'Rapper's Delight' (And Commercial Hip-Hop) Turns 30

Last week, MTV News unveiled its list of the Hottest MCs in the Game (topped, rightfully so, by none other than Jay-Z). This week marks a key moment in hip-hop history, as the Sugarhill Gang's "Rapper's Delight" — the first real hip-hop single — was unleashed a full 30 years ago. If you had described the concept of "Rapper's Delight" to somebody ("Hey, I've got this breakdown in the middle of a disco song — let me rhythmically recite poetry over it!") in the age before rap music, that person probably would have rolled his eyes at the very concept. But the concept certainly took off, and after "Rapper's Delight" impacted the pop charts, hip-hop as a commercial force was born and it has rarely relinquished its hold on pop music since.

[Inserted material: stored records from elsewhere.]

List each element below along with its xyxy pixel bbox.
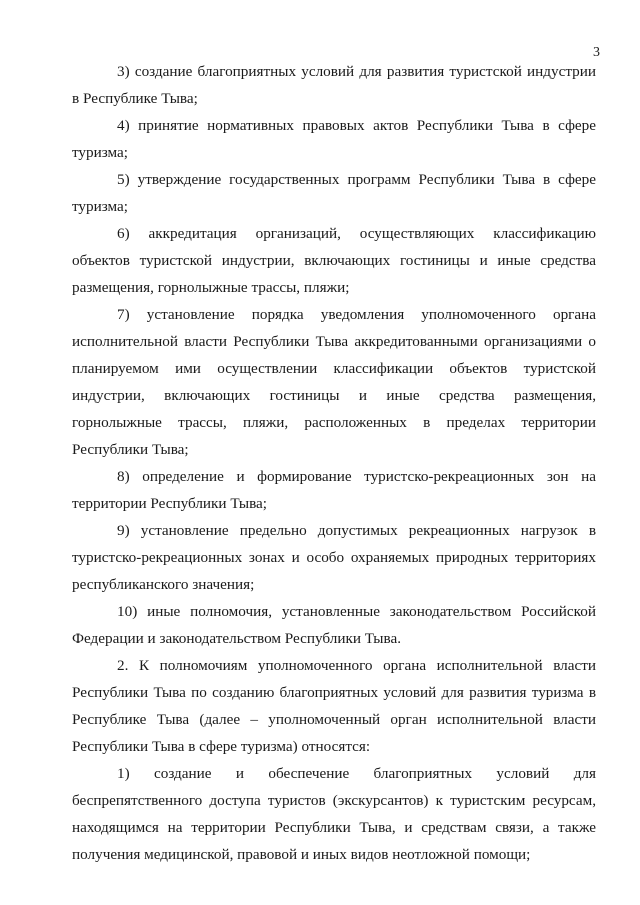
paragraph-section-2: 2. К полномочиям уполномоченного органа исполнительной власти Республики Тыва по созданию благоприятных условий для развития туризма в Республике Тыва (далее – уполномоченный орган исполнительной власти Республики Тыва в сфере туризма) относятся: [72,657,596,755]
document-body [72,58,596,868]
paragraph-item-4: 4) принятие нормативных правовых актов Республики Тыва в сфере туризма; [72,117,596,161]
paragraph-item-7: 7) установление порядка уведомления уполномоченного органа исполнительной власти Республики Тыва аккредитованными организациями о планируемом ими осуществлении классификации объектов туристской индустрии, включающих гостиницы и иные средства размещения, горнолыжные трассы, пляжи, расположенных в пределах территории Республики Тыва; [72,306,596,458]
paragraph-subitem-1: 1) создание и обеспечение благоприятных условий для беспрепятственного доступа туристов (экскурсантов) к туристским ресурсам, находящимся на территории Республики Тыва, и средствам связи, а также получения медицинской, правовой и иных видов неотложной помощи; [72,765,596,863]
page-number: 3 [593,45,600,60]
paragraph-item-10: 10) иные полномочия, установленные законодательством Российской Федерации и законодательством Республики Тыва. [72,603,596,647]
paragraph-item-9: 9) установление предельно допустимых рекреационных нагрузок в туристско-рекреационных зонах и особо охраняемых природных территориях республиканского значения; [72,522,596,593]
paragraph-item-6: 6) аккредитация организаций, осуществляющих классификацию объектов туристской индустрии, включающих гостиницы и иные средства размещения, горнолыжные трассы, пляжи; [72,225,596,296]
paragraph-item-3: 3) создание благоприятных условий для развития туристской индустрии в Республике Тыва; [72,63,596,107]
paragraph-item-5: 5) утверждение государственных программ Республики Тыва в сфере туризма; [72,171,596,215]
paragraph-item-8: 8) определение и формирование туристско-рекреационных зон на территории Республики Тыва; [72,468,596,512]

Though the track consists of the same repetitive bass loop and the rhyming styles of Wonder Mike, Big Bank Hank and Master Gee all sound pretty pedestrian by today's standards, "Rapper's Delight" holds up amazingly well. It set an incredible precedent for everything that game after it, as the lyrics are full of boasting, comedy, personal stories and even a bit of danger — basically, the four core tenets of any decent rap song. (Champs like Jigga can do all four in the same line.) The Sugarhill Gang still dust off the lines from "Rapper's Delight" from time to time, but their indestructible legacy is forever cemented by the song and the vast influence they had on everybody who came after them.